«Academia do Seixal? Se não é a melhor do mundo...»
Jorginho jogou com João Félix na formação do Benfica DR

ENTREVISTA A BOLA «Academia do Seixal? Se não é a melhor do mundo...»

INTERNACIONAL28.12.202312:00

Jorginho, defesa de 25 anos, formou-se de águia ao peito e foi no Seixal que partilhou balneário com Gonçalo Ramos, Rúben Dias e João Félix, entre outros. Uma das maiores mágoas foi ter perdido a final da Youth League em 2016/17. Recuperou a alegria com a conquista da Taça da Finlândia e agora conta-nos como é a vida nesse país.

A conquista da Taça da Finlândia, a 30 de setembro último, vitória na final do Ilves Tampere sobre o Honka, por 2-1, foi o melhor momento da carreira?  «Sim, sem dúvida, porque nunca tinha ganho um troféu. Conseguiu projetar-me de alguma maneira porque vim para aqui como um jogador desconhecido. Ao longo da carreira tive muitas vitórias, já estive em finais, como da Youth League [2016/17, derrota com o Salzburgo, quando jogava no Benfica], mas não ganhei, deu-me aquela angústia e agora saber que tinha a oportunidade de conquistar um troféu tornou-se num momento de extrema felicidade.»

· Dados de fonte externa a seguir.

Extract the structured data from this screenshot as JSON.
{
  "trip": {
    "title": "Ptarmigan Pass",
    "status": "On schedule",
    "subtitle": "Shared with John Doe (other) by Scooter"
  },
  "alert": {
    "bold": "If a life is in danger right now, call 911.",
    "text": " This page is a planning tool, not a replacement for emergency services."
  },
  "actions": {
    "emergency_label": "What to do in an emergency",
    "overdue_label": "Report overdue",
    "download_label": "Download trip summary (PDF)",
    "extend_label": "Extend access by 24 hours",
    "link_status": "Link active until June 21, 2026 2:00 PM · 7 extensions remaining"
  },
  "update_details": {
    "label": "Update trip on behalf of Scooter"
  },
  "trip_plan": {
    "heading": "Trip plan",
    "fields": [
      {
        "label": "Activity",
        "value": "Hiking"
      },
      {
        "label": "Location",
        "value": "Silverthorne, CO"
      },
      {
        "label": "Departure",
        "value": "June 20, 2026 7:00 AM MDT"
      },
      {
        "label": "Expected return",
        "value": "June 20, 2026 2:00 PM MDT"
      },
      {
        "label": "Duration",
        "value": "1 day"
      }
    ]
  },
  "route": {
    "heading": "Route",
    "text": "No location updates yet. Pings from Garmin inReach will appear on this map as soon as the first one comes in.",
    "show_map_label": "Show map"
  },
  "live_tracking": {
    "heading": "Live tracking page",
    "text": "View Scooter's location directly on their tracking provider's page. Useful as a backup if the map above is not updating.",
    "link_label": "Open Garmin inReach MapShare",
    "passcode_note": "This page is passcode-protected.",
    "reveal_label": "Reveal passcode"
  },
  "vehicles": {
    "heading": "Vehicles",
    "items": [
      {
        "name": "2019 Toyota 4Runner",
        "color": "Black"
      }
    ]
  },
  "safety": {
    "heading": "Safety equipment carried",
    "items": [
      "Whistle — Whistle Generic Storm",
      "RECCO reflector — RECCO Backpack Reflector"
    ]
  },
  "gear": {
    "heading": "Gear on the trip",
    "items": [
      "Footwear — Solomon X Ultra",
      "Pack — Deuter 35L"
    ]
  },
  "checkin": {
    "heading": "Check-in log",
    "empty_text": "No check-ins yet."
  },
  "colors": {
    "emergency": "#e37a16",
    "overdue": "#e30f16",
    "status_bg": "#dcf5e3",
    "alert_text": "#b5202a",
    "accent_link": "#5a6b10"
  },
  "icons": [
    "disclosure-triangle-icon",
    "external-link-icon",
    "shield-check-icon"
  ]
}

A permanência no principal escalão também foi alcançada. Objetivo cumprido?  «Na época passada seria, mas agora o clube quer elevar a fasquia e há uma equipa nova. Notam-se melhorias e disseram-nos que o objetivo nos próximos três anos é ser campeão da Finlândia. É mais uma razão para me motivar e saber que estamos no caminho certo.»

 — Vê com bons olhos a continuidade na Finlândia? «Sim, estou a discutir a renovação de contrato e está tudo bem encaminhado. As coisas correram-me muito bem na época passada. Vim para aqui como um desconhecido e já sinto que criei um bom nome. Começo a ter algumas abordagens e isso é um motivo de orgulho para mim. Quando vim para cá, queria relançar a carreira porque já não tinha muito espaço em Portugal.»

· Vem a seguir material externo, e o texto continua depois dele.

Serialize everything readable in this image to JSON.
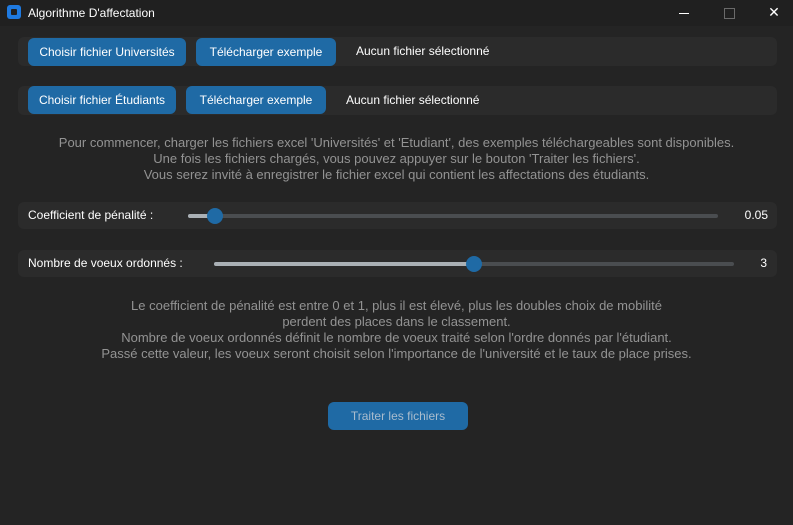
{
  "window": {
    "title": "Algorithme D'affectation",
    "icon": "app-icon",
    "controls": [
      "minimize-icon",
      "maximize-icon",
      "close-icon"
    ]
  },
  "universities": {
    "choose_label": "Choisir fichier Universités",
    "download_label": "Télécharger exemple",
    "status": "Aucun fichier sélectionné"
  },
  "students": {
    "choose_label": "Choisir fichier Étudiants",
    "download_label": "Télécharger exemple",
    "status": "Aucun fichier sélectionné"
  },
  "intro": {
    "line1": "Pour commencer, charger les fichiers excel 'Universités' et 'Etudiant', des exemples téléchargeables sont disponibles.",
    "line2": "Une fois les fichiers chargés, vous pouvez appuyer sur le bouton 'Traiter les fichiers'.",
    "line3": "Vous serez invité à enregistrer le fichier excel qui contient les affectations des étudiants."
  },
  "penalty": {
    "label": "Coefficient de pénalité :",
    "value": "0.05",
    "fraction": 0.05
  },
  "wishes": {
    "label": "Nombre de voeux ordonnés :",
    "value": "3",
    "fraction": 0.5
  },
  "explanation": {
    "line1": "Le coefficient de pénalité est entre 0 et 1, plus il est élevé, plus les doubles choix de mobilité",
    "line2": "perdent des places dans le classement.",
    "line3": "Nombre de voeux ordonnés définit le nombre de voeux traité selon l'ordre donnés par l'étudiant.",
    "line4": "Passé cette valeur, les voeux seront choisit selon l'importance de l'université et le taux de place prises."
  },
  "process_button": "Traiter les fichiers",
  "colors": {
    "background": "#242424",
    "frame": "#2b2b2b",
    "accent": "#1f6aa5",
    "muted_text": "#939393"
  }
}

 — Por que razão decidiu deixar o futebol português?  «Desde muito novo sempre tive a ambição de querer ir jogar para fora do país. Muitos amigos meus sempre me disseram que lá fora é um bocado diferente, ia sentir-me valorizado. O ano em que joguei no Covilhã foi mau, tive uma descida de divisão e não é nada agradável. Sabia que a II Liga era um contexto diferente daqui, porque o futebol em Portugal é muito mais tático e cá tem uma vertente mais ofensiva, o que acaba por favorecer-nos mais. Outro motivo que me fez mudar para aqui foi o interesse do Ilves. Gostei muito da honestidade, foi um clube que me disse que ficou mesmo muito agradado com o que viu e o treinador depois ligava-me constantemente a dizer que queria que eu viesse para cá, notei um interesse que não sentia desde a minha lesão, o que mexeu comigo. Estou a sentir aqui uma coisa que nunca senti, o valor que me estão a reconhecer.»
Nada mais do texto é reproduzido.